Optimization module

The chemml.optimization module includes (please click on links adjacent to function names for more information):

GeneticAlgorithm: GeneticAlgorithm()
ActiveLearning: ActiveLearning()

class chemml.optimization.ActiveLearning(model_creator, U, target_layer, train_size=100, test_size=100, test_type='passive', batch_size=[10], history=2)

The implementation of active learning of regression models using BEMCM and QBC methods and approaches for distribution shift alleviations. This algorithm assumes that you have a pool of unlabeled data points and a limited budget to label them. Thus, we combine the efficiency of the machine learning models with our active learning approach to suggest optimal number of calculations to provide labeled data.

The implementation of this algorithm follows an interactive approach. In other words, we often ask you to provide labels for the selected data points.

Parameters

model_creatorFunctionType

It’s a function that returns the model. We call this function a couple of times during the search to build fresh models with random weights. Note that you should also compile your model inside the function. We don’t provide options to compile the model. The compile (e.g., for Keras models) defines the loss function, the optimizer/learning rate, and the metrics.

Uarray-like

The features/descriptors of unlabeled candidates that are available to be labeled.

target_layerstr or list or FunctionType

If str, it’s the name of a layer of the Keras model that is linearly mapped to the outputs. If list, it’s a list of str that each element corresponds to the name of layers.
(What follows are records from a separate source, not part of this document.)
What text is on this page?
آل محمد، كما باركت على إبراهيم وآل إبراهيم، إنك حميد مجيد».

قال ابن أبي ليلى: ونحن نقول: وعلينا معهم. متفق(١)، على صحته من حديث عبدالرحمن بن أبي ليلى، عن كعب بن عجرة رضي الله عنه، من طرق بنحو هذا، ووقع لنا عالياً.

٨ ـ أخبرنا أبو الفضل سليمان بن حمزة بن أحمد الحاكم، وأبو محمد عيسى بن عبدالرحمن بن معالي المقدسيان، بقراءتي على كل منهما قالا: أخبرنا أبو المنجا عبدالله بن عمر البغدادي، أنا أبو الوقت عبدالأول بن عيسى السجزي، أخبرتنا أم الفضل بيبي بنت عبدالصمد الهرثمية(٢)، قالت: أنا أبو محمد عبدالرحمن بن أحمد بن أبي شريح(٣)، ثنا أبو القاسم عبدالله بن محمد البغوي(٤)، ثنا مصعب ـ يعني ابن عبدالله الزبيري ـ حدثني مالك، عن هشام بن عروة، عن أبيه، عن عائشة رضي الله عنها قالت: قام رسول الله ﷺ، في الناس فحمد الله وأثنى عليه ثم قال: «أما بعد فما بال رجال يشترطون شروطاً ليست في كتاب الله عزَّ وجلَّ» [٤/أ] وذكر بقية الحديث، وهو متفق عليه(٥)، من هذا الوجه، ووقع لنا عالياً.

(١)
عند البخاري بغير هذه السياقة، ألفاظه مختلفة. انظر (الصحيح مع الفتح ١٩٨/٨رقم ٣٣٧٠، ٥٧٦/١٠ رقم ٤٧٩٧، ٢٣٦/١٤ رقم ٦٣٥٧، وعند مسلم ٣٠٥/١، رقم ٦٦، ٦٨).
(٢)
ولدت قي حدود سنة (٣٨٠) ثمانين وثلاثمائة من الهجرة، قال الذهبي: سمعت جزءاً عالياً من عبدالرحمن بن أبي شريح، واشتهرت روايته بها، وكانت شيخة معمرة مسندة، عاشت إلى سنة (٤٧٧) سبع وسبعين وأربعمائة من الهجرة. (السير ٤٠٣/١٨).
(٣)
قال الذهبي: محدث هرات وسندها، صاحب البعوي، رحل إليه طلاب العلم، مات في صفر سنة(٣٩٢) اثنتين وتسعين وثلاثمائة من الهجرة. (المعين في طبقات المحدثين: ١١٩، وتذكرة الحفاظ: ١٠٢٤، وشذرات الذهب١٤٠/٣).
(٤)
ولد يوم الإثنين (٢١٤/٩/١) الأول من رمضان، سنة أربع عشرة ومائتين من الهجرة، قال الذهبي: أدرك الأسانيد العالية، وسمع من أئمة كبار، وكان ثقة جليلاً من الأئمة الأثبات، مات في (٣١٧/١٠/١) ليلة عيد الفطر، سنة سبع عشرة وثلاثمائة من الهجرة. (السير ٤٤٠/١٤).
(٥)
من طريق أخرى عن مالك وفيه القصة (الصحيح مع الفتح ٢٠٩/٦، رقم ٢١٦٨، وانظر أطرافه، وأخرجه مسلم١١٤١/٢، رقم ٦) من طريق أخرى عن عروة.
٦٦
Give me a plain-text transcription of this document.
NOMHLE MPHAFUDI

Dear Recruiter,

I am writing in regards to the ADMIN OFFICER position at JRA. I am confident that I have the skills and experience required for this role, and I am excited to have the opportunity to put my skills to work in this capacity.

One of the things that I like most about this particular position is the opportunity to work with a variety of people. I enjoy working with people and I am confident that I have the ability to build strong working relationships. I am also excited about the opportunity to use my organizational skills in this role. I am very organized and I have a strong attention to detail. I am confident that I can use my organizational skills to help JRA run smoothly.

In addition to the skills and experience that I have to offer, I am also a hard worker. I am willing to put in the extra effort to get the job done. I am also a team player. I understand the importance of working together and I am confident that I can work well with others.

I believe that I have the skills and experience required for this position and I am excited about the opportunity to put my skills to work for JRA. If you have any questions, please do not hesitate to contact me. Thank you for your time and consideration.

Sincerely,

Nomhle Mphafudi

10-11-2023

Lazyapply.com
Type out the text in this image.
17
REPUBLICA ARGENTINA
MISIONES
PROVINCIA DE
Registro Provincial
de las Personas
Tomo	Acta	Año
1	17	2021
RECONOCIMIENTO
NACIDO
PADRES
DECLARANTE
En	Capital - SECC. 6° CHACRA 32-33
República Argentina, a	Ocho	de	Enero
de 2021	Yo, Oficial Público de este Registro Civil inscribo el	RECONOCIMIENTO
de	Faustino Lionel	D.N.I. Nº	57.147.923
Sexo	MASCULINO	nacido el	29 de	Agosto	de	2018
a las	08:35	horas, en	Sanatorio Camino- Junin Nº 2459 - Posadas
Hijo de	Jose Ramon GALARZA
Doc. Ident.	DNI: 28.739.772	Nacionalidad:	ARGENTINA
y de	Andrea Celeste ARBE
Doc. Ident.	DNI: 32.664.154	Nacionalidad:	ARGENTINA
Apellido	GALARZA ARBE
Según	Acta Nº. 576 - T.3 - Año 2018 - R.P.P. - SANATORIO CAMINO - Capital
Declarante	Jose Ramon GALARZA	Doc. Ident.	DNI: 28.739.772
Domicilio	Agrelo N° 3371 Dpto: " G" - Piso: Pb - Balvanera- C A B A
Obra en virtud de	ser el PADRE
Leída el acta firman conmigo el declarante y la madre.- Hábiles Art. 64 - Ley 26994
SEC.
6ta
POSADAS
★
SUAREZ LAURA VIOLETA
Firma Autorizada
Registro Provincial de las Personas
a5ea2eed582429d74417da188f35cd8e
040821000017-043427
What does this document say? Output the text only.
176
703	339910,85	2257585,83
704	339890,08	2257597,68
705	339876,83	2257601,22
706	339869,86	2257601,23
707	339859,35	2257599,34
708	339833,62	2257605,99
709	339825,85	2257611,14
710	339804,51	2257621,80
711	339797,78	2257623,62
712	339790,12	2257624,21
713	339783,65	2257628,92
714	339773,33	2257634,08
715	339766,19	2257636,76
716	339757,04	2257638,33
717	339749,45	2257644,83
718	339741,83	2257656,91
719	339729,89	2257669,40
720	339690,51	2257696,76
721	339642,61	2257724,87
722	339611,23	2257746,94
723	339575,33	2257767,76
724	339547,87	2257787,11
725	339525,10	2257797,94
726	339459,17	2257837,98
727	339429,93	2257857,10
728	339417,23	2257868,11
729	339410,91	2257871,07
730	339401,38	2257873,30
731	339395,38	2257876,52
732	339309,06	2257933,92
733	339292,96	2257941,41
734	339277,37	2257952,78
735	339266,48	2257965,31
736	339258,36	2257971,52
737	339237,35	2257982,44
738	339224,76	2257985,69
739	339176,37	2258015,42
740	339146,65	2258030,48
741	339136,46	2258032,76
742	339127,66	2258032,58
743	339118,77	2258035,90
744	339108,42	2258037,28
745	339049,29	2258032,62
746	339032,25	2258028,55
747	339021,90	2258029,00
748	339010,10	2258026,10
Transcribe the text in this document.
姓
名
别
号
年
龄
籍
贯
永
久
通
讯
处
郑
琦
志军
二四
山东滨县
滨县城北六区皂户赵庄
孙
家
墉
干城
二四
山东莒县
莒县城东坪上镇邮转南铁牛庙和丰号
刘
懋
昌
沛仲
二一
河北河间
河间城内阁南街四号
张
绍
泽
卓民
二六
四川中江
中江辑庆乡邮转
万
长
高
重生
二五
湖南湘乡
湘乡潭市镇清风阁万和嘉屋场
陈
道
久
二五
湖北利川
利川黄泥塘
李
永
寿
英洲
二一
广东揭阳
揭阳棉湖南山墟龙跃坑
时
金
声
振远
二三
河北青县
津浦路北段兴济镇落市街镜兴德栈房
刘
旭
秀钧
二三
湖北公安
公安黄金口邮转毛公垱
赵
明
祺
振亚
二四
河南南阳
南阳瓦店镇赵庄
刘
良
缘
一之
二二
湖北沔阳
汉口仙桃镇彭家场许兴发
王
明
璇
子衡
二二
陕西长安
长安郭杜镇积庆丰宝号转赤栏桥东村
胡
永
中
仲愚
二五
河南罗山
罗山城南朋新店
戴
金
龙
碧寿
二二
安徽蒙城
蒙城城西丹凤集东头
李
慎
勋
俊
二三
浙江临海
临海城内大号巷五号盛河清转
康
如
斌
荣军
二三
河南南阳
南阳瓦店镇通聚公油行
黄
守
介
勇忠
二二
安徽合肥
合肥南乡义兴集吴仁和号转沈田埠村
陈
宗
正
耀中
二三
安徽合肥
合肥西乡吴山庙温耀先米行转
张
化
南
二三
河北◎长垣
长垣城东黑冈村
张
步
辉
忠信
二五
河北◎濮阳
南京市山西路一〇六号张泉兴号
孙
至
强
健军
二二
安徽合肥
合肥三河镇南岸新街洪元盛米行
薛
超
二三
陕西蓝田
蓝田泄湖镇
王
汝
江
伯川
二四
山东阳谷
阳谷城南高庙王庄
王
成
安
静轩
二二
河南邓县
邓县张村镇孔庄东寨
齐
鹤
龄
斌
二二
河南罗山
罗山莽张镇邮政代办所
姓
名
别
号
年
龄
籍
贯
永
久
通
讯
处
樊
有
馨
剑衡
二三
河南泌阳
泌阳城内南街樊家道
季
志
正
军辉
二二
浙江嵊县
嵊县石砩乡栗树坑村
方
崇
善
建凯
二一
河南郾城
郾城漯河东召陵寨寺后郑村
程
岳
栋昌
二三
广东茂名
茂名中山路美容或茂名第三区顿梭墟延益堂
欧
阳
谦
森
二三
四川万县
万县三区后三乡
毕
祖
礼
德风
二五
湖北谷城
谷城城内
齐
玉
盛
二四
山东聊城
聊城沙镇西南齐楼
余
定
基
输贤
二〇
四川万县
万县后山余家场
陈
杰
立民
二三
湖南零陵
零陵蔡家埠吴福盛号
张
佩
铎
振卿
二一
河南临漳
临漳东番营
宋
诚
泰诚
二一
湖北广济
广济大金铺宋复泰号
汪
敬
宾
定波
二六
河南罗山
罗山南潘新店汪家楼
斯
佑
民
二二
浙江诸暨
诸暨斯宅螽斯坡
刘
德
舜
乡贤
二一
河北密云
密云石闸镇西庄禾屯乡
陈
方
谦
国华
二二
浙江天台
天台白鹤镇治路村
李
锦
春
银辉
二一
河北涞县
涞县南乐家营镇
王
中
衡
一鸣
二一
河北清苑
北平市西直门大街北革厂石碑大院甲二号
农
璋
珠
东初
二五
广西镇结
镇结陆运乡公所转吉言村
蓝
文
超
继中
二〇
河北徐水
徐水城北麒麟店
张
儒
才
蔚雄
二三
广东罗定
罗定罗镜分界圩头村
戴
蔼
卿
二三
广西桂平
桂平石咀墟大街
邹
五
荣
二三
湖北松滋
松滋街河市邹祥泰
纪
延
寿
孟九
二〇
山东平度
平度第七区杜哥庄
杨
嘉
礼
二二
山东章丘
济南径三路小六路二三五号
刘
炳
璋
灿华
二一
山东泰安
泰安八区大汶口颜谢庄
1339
If a function, it should be able to receive a model that will be created using the ‘model_creator’ and the X inputs, and returns the outputs of the linear layer.

train_sizeint, optional (default = 100)

It represents the absolute number of train samples that must be selected as the initial training set. The search will begin with this many training samples and labels are required immediately. Please choose a number based on:

your budget.

the minumum number that you think is enough to train your model.

test_sizeint, optional (default = 100)

It represents the absolute number of test samples that will be held out for the evaluation of the model in all rounds of your active learning search. Note the test set will be acquired before search begins and won’t be updated later during search. Please choose a number based on:

your budget.

the diversity of the pool of candidates (U).

test_typestr, optional (default = ‘passive’)

The value must be either ‘passive’ or ‘active’. If passive, test set will be sampled randomly at the initialization. If active, test set will be sampled randomly at each round.

batch_sizelist, optional (default = [10])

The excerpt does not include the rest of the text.